“One of the most difficult things to do is to infuse in young people a sense of empathy and a larger world…to give them a perspective that is more macro and less narcissistic,” Jon Stewart said in his recent interview with Ronan Farrow.
Farrow, when asked how he came by his desire to make a positive difference in the world, replied that it was growing up in a “mini-United Nations” sort of family (many of his 13 siblings were adopted from all over the world, some with serious physical or mental disabilities) that gave him the desire to become an agent for positive change on a worldwide scale.
Mia did something right to have set such a force in motion!
Ronan Farrow was a prodigy, going to college at my home institution, Bard College at Simon’s Rock, at the tender age of 11. Although I never had him in class, I remember seeing him on campus, his bright blond hair always a stand-out, his small frame bent beneath a heavy backpack of books.
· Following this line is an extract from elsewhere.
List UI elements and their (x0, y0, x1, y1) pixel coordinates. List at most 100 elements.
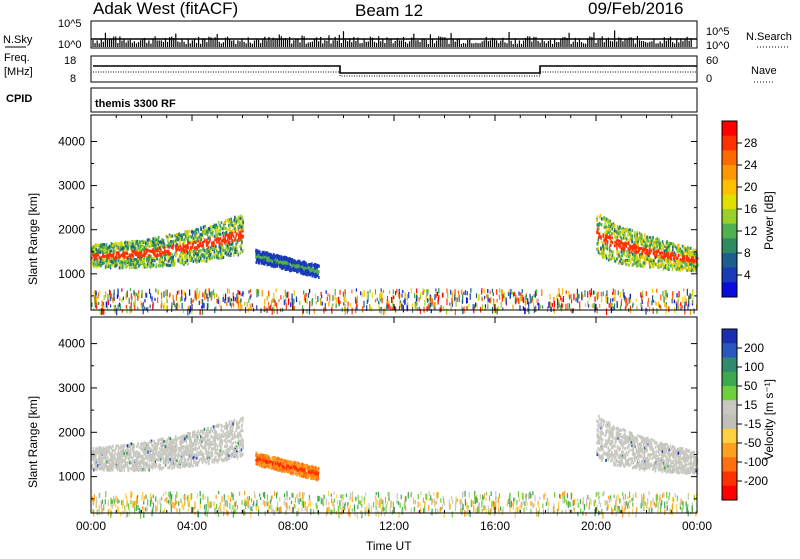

He went on to Yale Law School at 18, after serving a two-year stint as a youth ambassador at the United Nations; then became a Rhodes Scholar, worked at the State Department, and is now about to launch his own cable news show.
At 26, he’s done more than most of us will ever do.
I am quite impressed by the agenda he’s set for his show. It will be news aimed at a youth audience, specifically designed to spark the empathy Stewart referred to, and not only that but to give his audience concrete options for taking action on the issues and situations presented.
Every show will have a “call to action,” Farrow said, and “a menu of things to do”; ways “to move the needle” on important issues.
I have noticed from my years of working with young people on social and environmental justice issues that they get very impatient and turned-off by discussions of problems that don’t also include solutions, preferably along with ways that they can get involved in moving the solutions forward.
It must be his twenty-something instinct that is prompting Ronan Farrow to put his talents and connections to work in creating just the kind of show his own generation is longing for.
It will have the celebrity pizzazz that his handsome face and famous name brings; the erudition and seriousness of purpose that his education and professional experience has provided; and with any luck, it will be a real beacon of active hope for millions of potential young change agents.
Go Ronan! It is great to see a young person who is so clearly in the flow of living his purpose.